Oil Description: Almost colorless to pale yellow or pale olive-green mobile liquid with a dry, sweet-balsamic, refreshing aroma, reminiscent of juniper berry or pine needle oil, with a unique dryout of delicate tenacity and sweetness, and mild ambergris-like notes.
Historical/Traditional Uses: Cypress was used as incense and for various medicinal purposes in ancient Egypt. Ancient Assyrians used the leaves to cure hemorrhoids, and the 2nd century CE Greek physician Galen recommended Cypress leaves for internal bleeding and diarrhea. In the Latin name for Cypress, sempervirens means ever-living and may be an insight as to the reason why these trees were and still are an inextricable feature of burial sites and cemeteries, the perpetual greenness of the trees perhaps conveying a comforting symbol of life beyond death.
Applications (Uses and Indications): In aromatherapy, Cypress essential oil is indicated for oily skin and hair, dandruff, excessive perspiration, varicose veins*, bleeding gums, cellulitis, weak connective tissue, poor circulation, muscle cramps, spasmodic coughs, excessive menstrual bleeding, lack of concentration, and nervousness. The psychological influence of Cypress supports and strengthens the psyche; its subtle action helps one to cope with and accept change as it eases and heals emotional trauma and pain. In perfumery, Cypress is considered a middle to base note that blends well with ambrette seed, benzoin (Siam), bergamot, cardamom, cedarwood, cistus, clary sage, grapefruit, jasmine, juniper, labdanum, lavender, lemon, lime, liquidambar (styrax), mandarin, marjoram, orange, pine, rosemary ct cineole, and sandalwood.

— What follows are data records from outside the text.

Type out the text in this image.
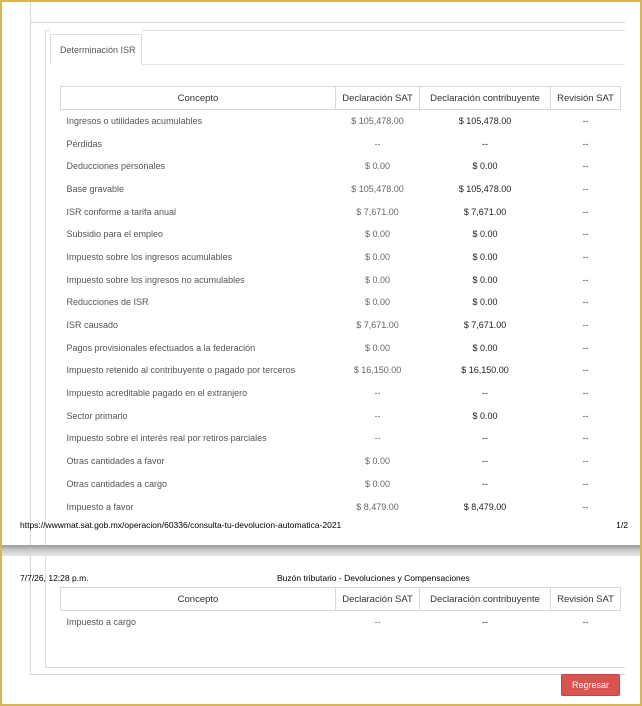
Determinación ISR
Concepto	Declaración SAT	Declaración contribuyente	Revisión SAT
Ingresos o utilidades acumulables	$ 105,478.00	$ 105,478.00	--
Pérdidas	--	--	--
Deducciones personales	$ 0.00	$ 0.00	--
Base gravable	$ 105,478.00	$ 105,478.00	--
ISR conforme a tarifa anual	$ 7,671.00	$ 7,671.00	--
Subsidio para el empleo	$ 0.00	$ 0.00	--
Impuesto sobre los ingresos acumulables	$ 0.00	$ 0.00	--
Impuesto sobre los ingresos no acumulables	$ 0.00	$ 0.00	--
Reducciones de ISR	$ 0.00	$ 0.00	--
ISR causado	$ 7,671.00	$ 7,671.00	--
Pagos provisionales efectuados a la federación	$ 0.00	$ 0.00	--
Impuesto retenido al contribuyente o pagado por terceros	$ 16,150.00	$ 16,150.00	--
Impuesto acreditable pagado en el extranjero	--	--	--
Sector primario	--	$ 0.00	--
Impuesto sobre el interés real por retiros parciales	--	--	--
Otras cantidades a favor	$ 0.00	--	--
Otras cantidades a cargo	$ 0.00	--	--
Impuesto a favor	$ 8,479.00	$ 8,479.00	--
https://wwwmat.sat.gob.mx/operacion/60336/consulta-tu-devolucion-automatica-2021	1/2
7/7/26, 12:28 p.m.	Buzón tributario - Devoluciones y Compensaciones
Concepto	Declaración SAT	Declaración contribuyente	Revisión SAT
Impuesto a cargo	--	--	--
Regresar
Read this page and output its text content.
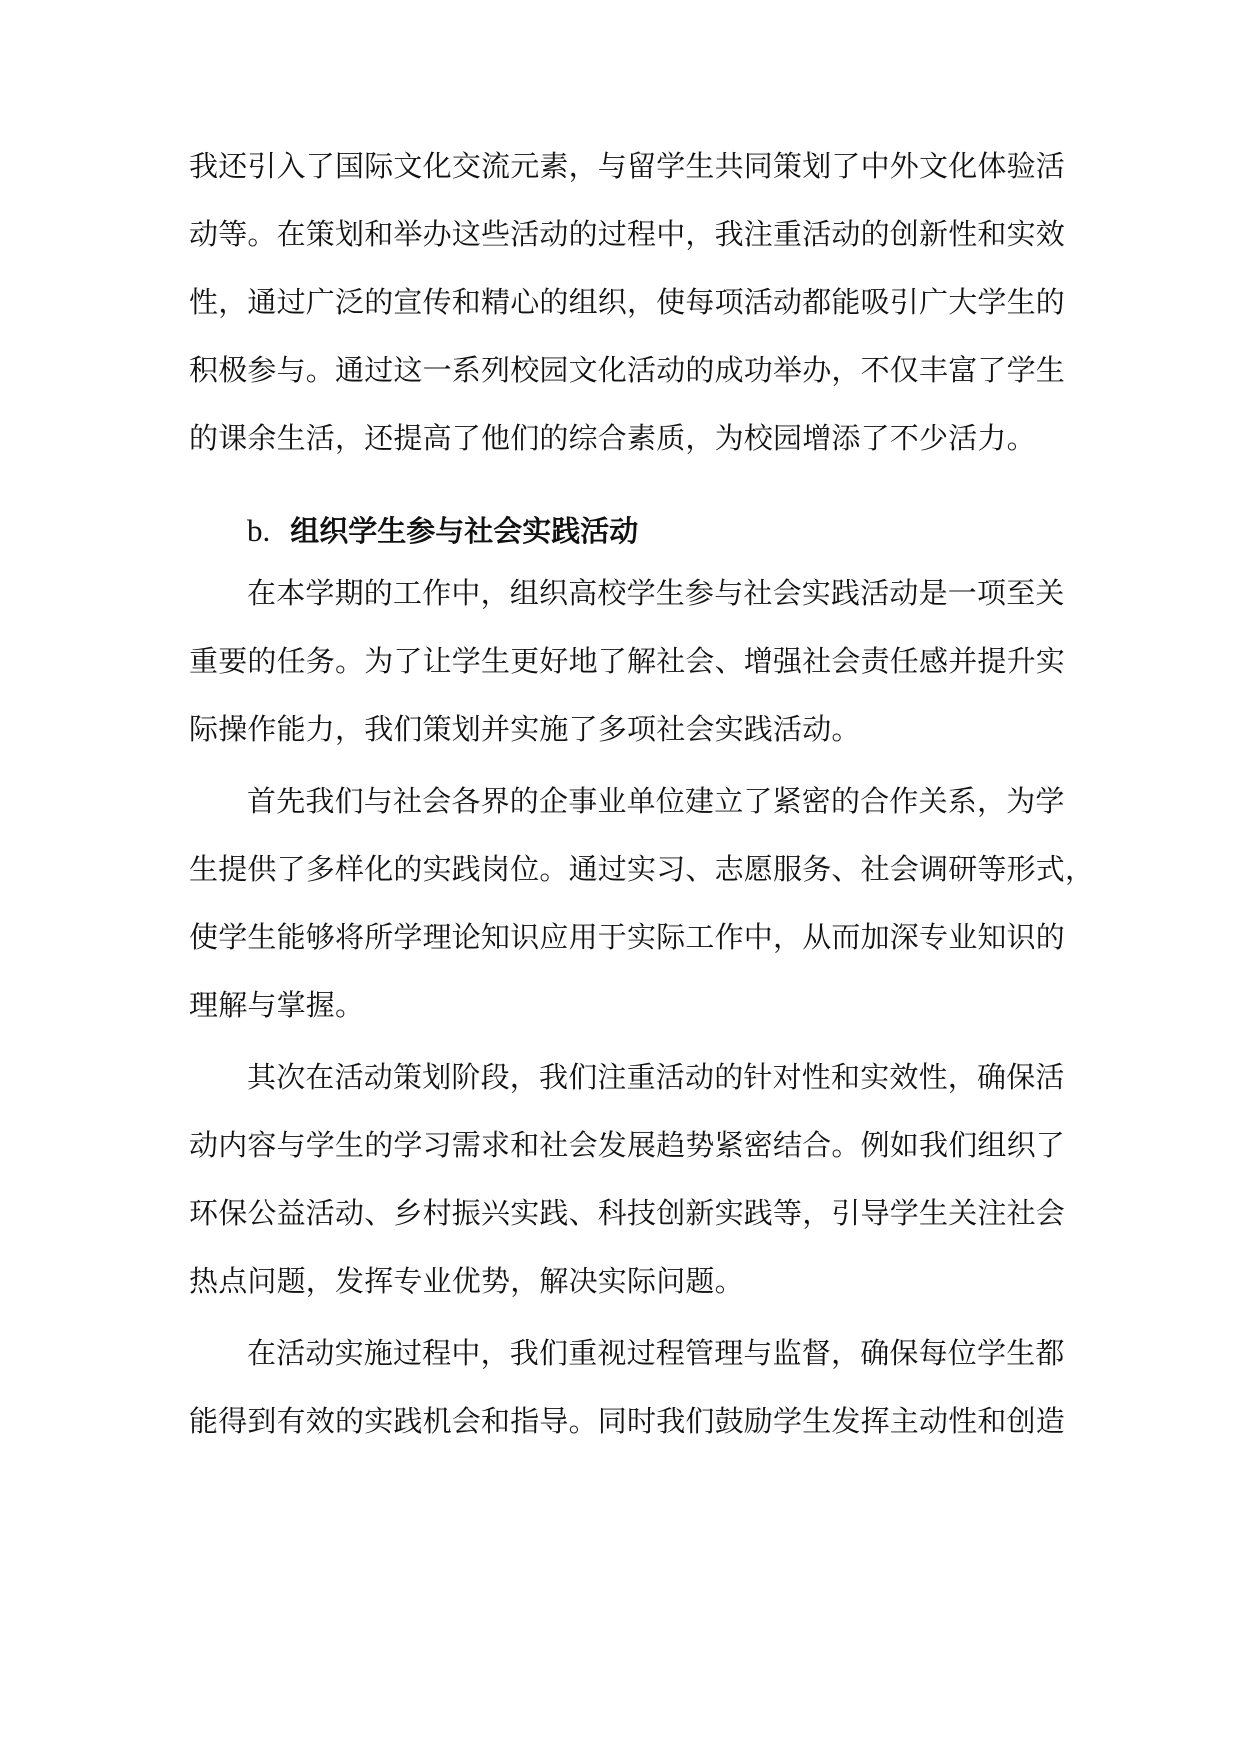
我还引入了国际文化交流元素，与留学生共同策划了中外文化体验活
动等。在策划和举办这些活动的过程中，我注重活动的创新性和实效
性，通过广泛的宣传和精心的组织，使每项活动都能吸引广大学生的
积极参与。通过这一系列校园文化活动的成功举办，不仅丰富了学生
的课余生活，还提高了他们的综合素质，为校园增添了不少活力。
b. 组织学生参与社会实践活动
在本学期的工作中，组织高校学生参与社会实践活动是一项至关
重要的任务。为了让学生更好地了解社会、增强社会责任感并提升实
际操作能力，我们策划并实施了多项社会实践活动。
首先我们与社会各界的企事业单位建立了紧密的合作关系，为学
生提供了多样化的实践岗位。通过实习、志愿服务、社会调研等形式，
使学生能够将所学理论知识应用于实际工作中，从而加深专业知识的
理解与掌握。
其次在活动策划阶段，我们注重活动的针对性和实效性，确保活
动内容与学生的学习需求和社会发展趋势紧密结合。例如我们组织了
环保公益活动、乡村振兴实践、科技创新实践等，引导学生关注社会
热点问题，发挥专业优势，解决实际问题。
在活动实施过程中，我们重视过程管理与监督，确保每位学生都
能得到有效的实践机会和指导。同时我们鼓励学生发挥主动性和创造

Contraindications (Safety and Precautions): Cypress essential oil is non toxic, non-sensitizing and non-irritating. Cypress has a regulating effect on the menstrual cycle, so best to avoid its use during pregnancy.
*Varicose veins: never apply an essential oil blend directly on varicose veins, but apply locally, well diluted in carrier oil (1-2 % concentration) and with a very gentle, light touch in an upward direction.
Standard Safety Precautions: Always dilute essential oils before using. Keep essential oils out of the eyes and mucous membranes; in case of contact, DO NOT use water, instead place a drop or two of vegetable oil on a tissue to gently wipe out of eye or off area of contact. In severe cases, seek professional help immediately. Keep out of the reach of children. In case of ingestion, call 911 immediately.
The FDA has not evaluated the statements on this website. No claims are made as to any medicinal value of this or any products from Ancient Ways Botanicals. The information presented here is for educational purposes of traditional uses and is not intended to prevent, diagnose, treat, or cure any disease. For external use only. You are responsible for understanding the safe application of these products.